I reminded him, “You said that you were a different person before you were institutionalized. When pathology is involved, a person’s behavior can’t be judged as either moral or immoral. Sickness is a form of disability. Like Pilar-you said she wasn’t an evil person, just bad. So stop blaming yourself. Leave it in the past where it belongs. My friend Johnny’s long dead, and his wife Cheryl’s happily remarried. So just leave it be.”

Sounding harried, confused, Tomlinson said, “I don’t know, Doc. I don’t know. Do you really believe that? Do you believe that moral responsibility can be mitigated? I don’t think I buy it. Spiritually, man, I don’t think I can allow myself to go on as if nothing happened. I took a human life! I think I have an obligation to let the legal system decide how I should be punished.”

When I put my arm over his shoulder, pulled him to me roughly, and said in a joking tone, “Let’s put it this way: If you try to turn yourself in to law enforcement, I won’t kill you, but I may try to slap a little sense into you,” my friend Tomlinson’s knees buckled for a moment, and he began to sob.

He’d reacted the same way not so long ago, the afternoon I’d given him papers that exonerated him from the crime he now knew that he’d committed.

RUNNING my boat fast across Hillsborough Bay now, Tampa behind me and the St. Pete skyline now off to my right, it was painful to think about Tomlinson. Painful to think that he seemed determined to carry out what he saw as a spiritual obligation to confess to that long-ago murder.

What a loss that would be to the marina. What a loss to everyone who knew the man-particularly to his best friend.

Oddly, though, about Pilar Fuentes, I now felt no sense of loss whatsoever. To have her perplexing behavior explained so rationally had, in the instant of my understanding it, purged me of all emotional sensations attached to her.

The woman I thought I knew did not exist. She was a fiction. Therefore, my history with her was also an illusion, and so no sensation of regret, or joy, or bitterness could be assigned.

It was the weirdest feeling. One moment, the Pilar I thought I’d cared for had existed in memory. The next moment, she’d been vaporized by the truth.

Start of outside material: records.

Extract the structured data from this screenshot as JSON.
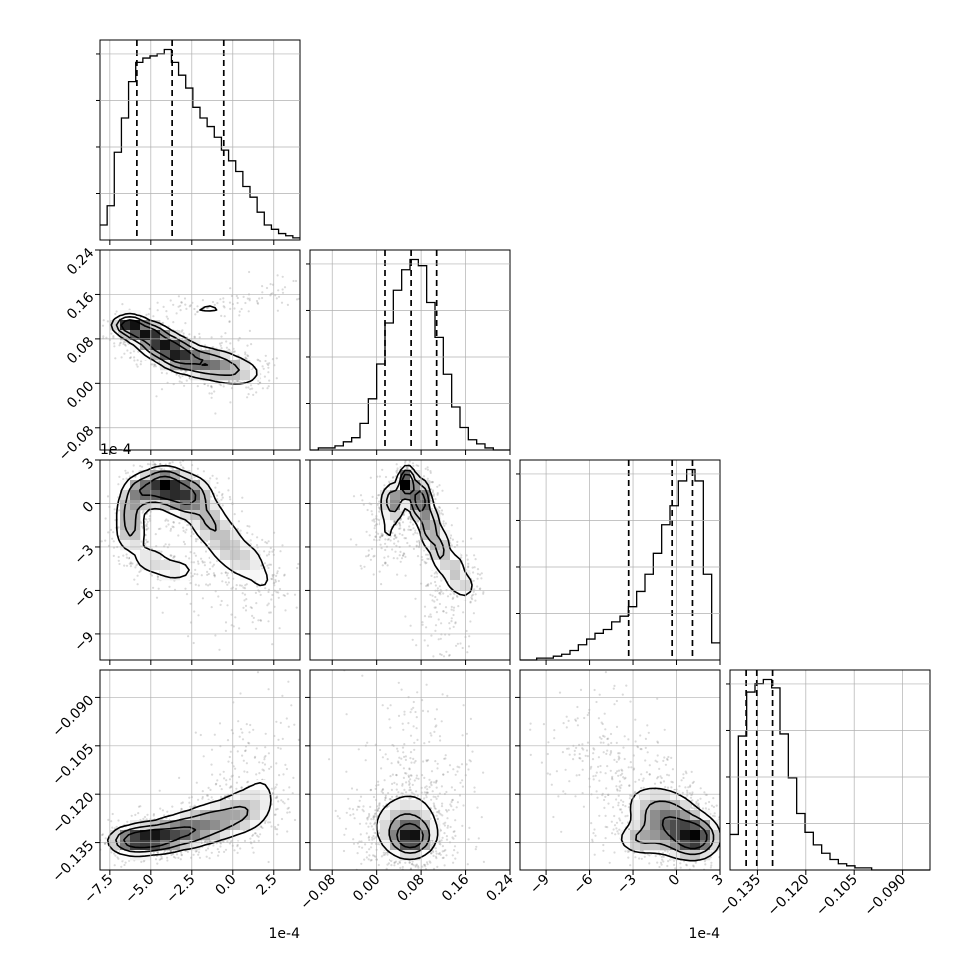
{
  "chart_data": {
    "type": "corner",
    "parameters": [
      {
        "id": "p0",
        "range": [
          -8.1,
          4.1
        ],
        "ticks": [
          -7.5,
          -5.0,
          -2.5,
          0.0,
          2.5
        ],
        "tick_labels": [
          "−7.5",
          "−5.0",
          "−2.5",
          "0.0",
          "2.5"
        ],
        "offset_label": "1e-4",
        "quantiles": [
          -5.85,
          -3.7,
          -0.55
        ]
      },
      {
        "id": "p1",
        "range": [
          -0.12,
          0.24
        ],
        "ticks": [
          -0.08,
          0.0,
          0.08,
          0.16,
          0.24
        ],
        "tick_labels": [
          "−0.08",
          "0.00",
          "0.08",
          "0.16",
          "0.24"
        ],
        "offset_label": "",
        "quantiles": [
          0.015,
          0.062,
          0.108
        ]
      },
      {
        "id": "p2",
        "range": [
          -10.8,
          3.0
        ],
        "ticks": [
          -9,
          -6,
          -3,
          0,
          3
        ],
        "tick_labels": [
          "−9",
          "−6",
          "−3",
          "0",
          "3"
        ],
        "offset_label": "1e-4",
        "quantiles": [
          -3.3,
          -0.3,
          1.1
        ]
      },
      {
        "id": "p3",
        "range": [
          -0.1435,
          -0.0815
        ],
        "ticks": [
          -0.135,
          -0.12,
          -0.105,
          -0.09
        ],
        "tick_labels": [
          "−0.135",
          "−0.120",
          "−0.105",
          "−0.090"
        ],
        "offset_label": "",
        "quantiles": [
          -0.1385,
          -0.1352,
          -0.1303
        ]
      }
    ],
    "histograms": [
      [
        0.07,
        0.16,
        0.41,
        0.57,
        0.74,
        0.83,
        0.85,
        0.86,
        0.87,
        0.89,
        0.83,
        0.77,
        0.71,
        0.62,
        0.57,
        0.53,
        0.48,
        0.42,
        0.37,
        0.32,
        0.25,
        0.2,
        0.13,
        0.07,
        0.05,
        0.03,
        0.02,
        0.01
      ],
      [
        0.0,
        0.01,
        0.01,
        0.02,
        0.04,
        0.06,
        0.13,
        0.25,
        0.42,
        0.62,
        0.78,
        0.88,
        0.93,
        0.9,
        0.72,
        0.55,
        0.37,
        0.21,
        0.11,
        0.05,
        0.03,
        0.01,
        0.0,
        0.0
      ],
      [
        0.0,
        0.0,
        0.01,
        0.01,
        0.02,
        0.03,
        0.05,
        0.08,
        0.11,
        0.14,
        0.16,
        0.2,
        0.23,
        0.28,
        0.36,
        0.45,
        0.56,
        0.71,
        0.81,
        0.94,
        1.0,
        0.94,
        0.45,
        0.09
      ],
      [
        0.17,
        0.64,
        0.85,
        0.89,
        0.91,
        0.87,
        0.65,
        0.44,
        0.27,
        0.18,
        0.12,
        0.08,
        0.05,
        0.03,
        0.02,
        0.01,
        0.01,
        0.0,
        0.0,
        0.0,
        0.0,
        0.0,
        0.0,
        0.0
      ]
    ],
    "densities": {
      "1_0": [
        {
          "x": -6.3,
          "y": 0.105,
          "w": 1.0,
          "sx": 0.55,
          "sy": 0.01
        },
        {
          "x": -5.3,
          "y": 0.09,
          "w": 0.95,
          "sx": 0.7,
          "sy": 0.011
        },
        {
          "x": -4.3,
          "y": 0.068,
          "w": 0.9,
          "sx": 0.75,
          "sy": 0.013
        },
        {
          "x": -3.3,
          "y": 0.05,
          "w": 0.75,
          "sx": 0.7,
          "sy": 0.014
        },
        {
          "x": -2.0,
          "y": 0.038,
          "w": 0.5,
          "sx": 0.9,
          "sy": 0.015
        },
        {
          "x": -0.8,
          "y": 0.03,
          "w": 0.35,
          "sx": 0.9,
          "sy": 0.016
        },
        {
          "x": 0.5,
          "y": 0.018,
          "w": 0.25,
          "sx": 0.9,
          "sy": 0.016
        },
        {
          "x": -1.5,
          "y": 0.135,
          "w": 0.18,
          "sx": 1.0,
          "sy": 0.008
        },
        {
          "x": 0.8,
          "y": 0.15,
          "w": 0.12,
          "sx": 1.1,
          "sy": 0.008
        },
        {
          "x": 2.8,
          "y": 0.168,
          "w": 0.08,
          "sx": 1.0,
          "sy": 0.012
        }
      ],
      "2_0": [
        {
          "x": -4.2,
          "y": 1.2,
          "w": 1.0,
          "sx": 0.7,
          "sy": 0.7
        },
        {
          "x": -2.8,
          "y": 0.5,
          "w": 0.8,
          "sx": 0.8,
          "sy": 0.8
        },
        {
          "x": -5.6,
          "y": 0.8,
          "w": 0.55,
          "sx": 0.6,
          "sy": 0.7
        },
        {
          "x": -6.3,
          "y": -0.6,
          "w": 0.4,
          "sx": 0.5,
          "sy": 0.9
        },
        {
          "x": -6.2,
          "y": -2.2,
          "w": 0.3,
          "sx": 0.6,
          "sy": 0.8
        },
        {
          "x": -5.0,
          "y": -3.9,
          "w": 0.25,
          "sx": 0.7,
          "sy": 0.6
        },
        {
          "x": -3.5,
          "y": -4.6,
          "w": 0.25,
          "sx": 0.8,
          "sy": 0.5
        },
        {
          "x": -1.5,
          "y": -1.2,
          "w": 0.35,
          "sx": 0.7,
          "sy": 0.9
        },
        {
          "x": -0.5,
          "y": -2.6,
          "w": 0.3,
          "sx": 0.7,
          "sy": 0.9
        },
        {
          "x": 0.6,
          "y": -3.8,
          "w": 0.25,
          "sx": 0.8,
          "sy": 0.8
        },
        {
          "x": 2.0,
          "y": -5.2,
          "w": 0.12,
          "sx": 0.9,
          "sy": 1.0
        },
        {
          "x": 0.5,
          "y": -6.8,
          "w": 0.08,
          "sx": 1.5,
          "sy": 1.3
        }
      ],
      "2_1": [
        {
          "x": 0.055,
          "y": 1.4,
          "w": 1.0,
          "sx": 0.008,
          "sy": 0.6
        },
        {
          "x": 0.078,
          "y": 0.2,
          "w": 0.75,
          "sx": 0.01,
          "sy": 0.8
        },
        {
          "x": 0.03,
          "y": 0.2,
          "w": 0.45,
          "sx": 0.012,
          "sy": 0.7
        },
        {
          "x": 0.095,
          "y": -1.6,
          "w": 0.45,
          "sx": 0.01,
          "sy": 0.9
        },
        {
          "x": 0.115,
          "y": -3.2,
          "w": 0.35,
          "sx": 0.01,
          "sy": 0.9
        },
        {
          "x": 0.14,
          "y": -4.6,
          "w": 0.25,
          "sx": 0.012,
          "sy": 0.8
        },
        {
          "x": 0.16,
          "y": -5.7,
          "w": 0.18,
          "sx": 0.012,
          "sy": 0.6
        },
        {
          "x": 0.02,
          "y": -2.0,
          "w": 0.12,
          "sx": 0.02,
          "sy": 1.3
        },
        {
          "x": 0.12,
          "y": -7.5,
          "w": 0.08,
          "sx": 0.02,
          "sy": 1.5
        }
      ],
      "3_0": [
        {
          "x": -4.8,
          "y": -0.1337,
          "w": 1.0,
          "sx": 0.9,
          "sy": 0.0025
        },
        {
          "x": -6.2,
          "y": -0.1345,
          "w": 0.75,
          "sx": 0.8,
          "sy": 0.0025
        },
        {
          "x": -3.0,
          "y": -0.1315,
          "w": 0.7,
          "sx": 1.0,
          "sy": 0.003
        },
        {
          "x": -1.2,
          "y": -0.1285,
          "w": 0.5,
          "sx": 1.0,
          "sy": 0.0035
        },
        {
          "x": 0.5,
          "y": -0.1255,
          "w": 0.35,
          "sx": 0.9,
          "sy": 0.004
        },
        {
          "x": 1.8,
          "y": -0.1205,
          "w": 0.15,
          "sx": 0.9,
          "sy": 0.006
        },
        {
          "x": 1.5,
          "y": -0.108,
          "w": 0.06,
          "sx": 1.4,
          "sy": 0.008
        }
      ],
      "3_1": [
        {
          "x": 0.062,
          "y": -0.1335,
          "w": 1.0,
          "sx": 0.02,
          "sy": 0.003
        },
        {
          "x": 0.05,
          "y": -0.13,
          "w": 0.45,
          "sx": 0.035,
          "sy": 0.0055
        },
        {
          "x": 0.07,
          "y": -0.118,
          "w": 0.08,
          "sx": 0.04,
          "sy": 0.012
        }
      ],
      "3_2": [
        {
          "x": 1.3,
          "y": -0.1335,
          "w": 1.0,
          "sx": 0.9,
          "sy": 0.0035
        },
        {
          "x": -0.3,
          "y": -0.13,
          "w": 0.65,
          "sx": 1.2,
          "sy": 0.005
        },
        {
          "x": -2.6,
          "y": -0.134,
          "w": 0.35,
          "sx": 0.9,
          "sy": 0.0028
        },
        {
          "x": -1.5,
          "y": -0.1245,
          "w": 0.3,
          "sx": 1.2,
          "sy": 0.0045
        },
        {
          "x": -4.2,
          "y": -0.113,
          "w": 0.12,
          "sx": 1.6,
          "sy": 0.007
        },
        {
          "x": -6.5,
          "y": -0.102,
          "w": 0.05,
          "sx": 1.5,
          "sy": 0.007
        }
      ]
    },
    "contour_levels": [
      0.13,
      0.33,
      0.6
    ]
  }
}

“She loves no one,” Tomlinson had said.

It was the saddest of phrases, but also freeing. In that instant, she disappeared from my past. In that way, at least, I could relate to Tomlinson. It was a little like having a block of memory wiped clean.

Dewey was still there with me, though. Thoughts of her remained, along with the deep, deep regret I now felt that I hadn’t recognized the truth about Pilar before I spoke the idiotic words that Dewey had overheard.

Off to my left were spoil islands, and the rectangular green mountain of phosphate spoil that marked Gibsonton. I slowed to 40 mph and cut in close to an island furred with pine and a few scraggly cabbage palms, before slowing to idle near a section of white beach that looked like it might have a creek near shore.

I checked my watch: 7:25 P.M. on a Friday, early May.

A little more than a half an hour before sunset.

So should I run up Bullfrog Creek, get closer to the trailer park, and risk meeting Prax Lourdes coming out? Or should I assume he was already sitting somewhere near the Sunshine Skyway, waiting for me to arrive by car?

Meeting him, I decided, might not be such a bad thing.

I pushed the throttle forward, jumping my skiff onto plane, and headed for the creek.